The talented playwright was a struggling actor himself who came up from the provinces to make his fortune knocking off the odd play here and there, and a few sonnets thown in, back in Elizabethan times.

It was an ambitious Will Shakespeare who wrote 19 of his plays while living in his garret in Shoreditch and even performing his latest work at the local Curtain Theatre to mark the end of the Christmas season—with the obvious title Twelfth Night.

Now the Malachites are perfoming the play on the front lawn of the Geffrye Museum next month as a tribute to the local lad who made good.

Their mission is to reconnect The Bard with Shoreditch in the public consciousness, which includes staging works he wrote when he lived in the parish between 1592 and 1599.
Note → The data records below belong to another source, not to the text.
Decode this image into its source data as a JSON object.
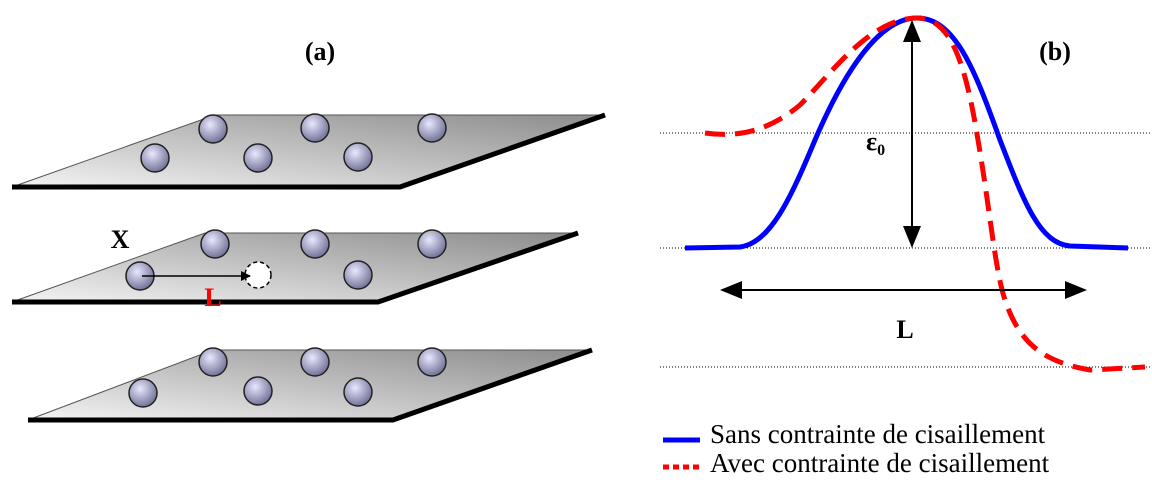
{
  "panel_a": {
    "label": "(a)",
    "displacement_label": "X",
    "displacement_length_label": "L",
    "displacement_length_color": "#ff0000"
  },
  "panel_b": {
    "label": "(b)",
    "amplitude_label": "ε",
    "amplitude_subscript": "0",
    "width_label": "L",
    "legend": [
      {
        "label": "Sans contrainte de cisaillement",
        "color": "#0000ff"
      },
      {
        "label": "Avec contrainte de cisaillement",
        "color": "#ff0000"
      }
    ]
  }
}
They call this body of work The Shoreditch 19—penned or quilled while Shakespeare rented in Bishopsgate and worked for James Burbage, proprietor of The Curtain Theatre in what is now Curtain Road and the original Theatre playhouse in New Inn Yard nearby.

The play, written to mark the end of the Christmas season, was an overnight Elizabethan hit.

It is the story of Viola and her twin brother Sebastian shipwrecked off the coast of Illyria in the Adriatic, each believing the other drowned.

Viola, thinking she’s now alone in a wicked world, disguises herself as a boy for protection, using the name ‘Cesario’, and soon enters the service of the Duke Orsino. The aristocratic Orsino sends ‘Cesario’ to woo the Lady Olivia on his behalf—as you do if you’re a duke. But Olivia falls for ‘Cesario’ who she thinks is really a sweet young boy.

Meanwhile, Viola or ‘Cesario’ falls in love with the Duke. It gets complicated, especially when her ‘lost’ brother Sebastian turns up to add to the plot. Further confusion follows about identity—but we won’t give away the ending. Enjoy.

Shakespeare’s Twelfth Night, by The Malachites on three nights at the Geffrye Museum, 136 Kingsland Road, July 2-4, starts 7.30pm, gates open 6.46pm for picnics. Tickets £12 (concessions £10). Hoxton Overground is directly behind the museum, Old Street Underground is 10 minutes’ walk.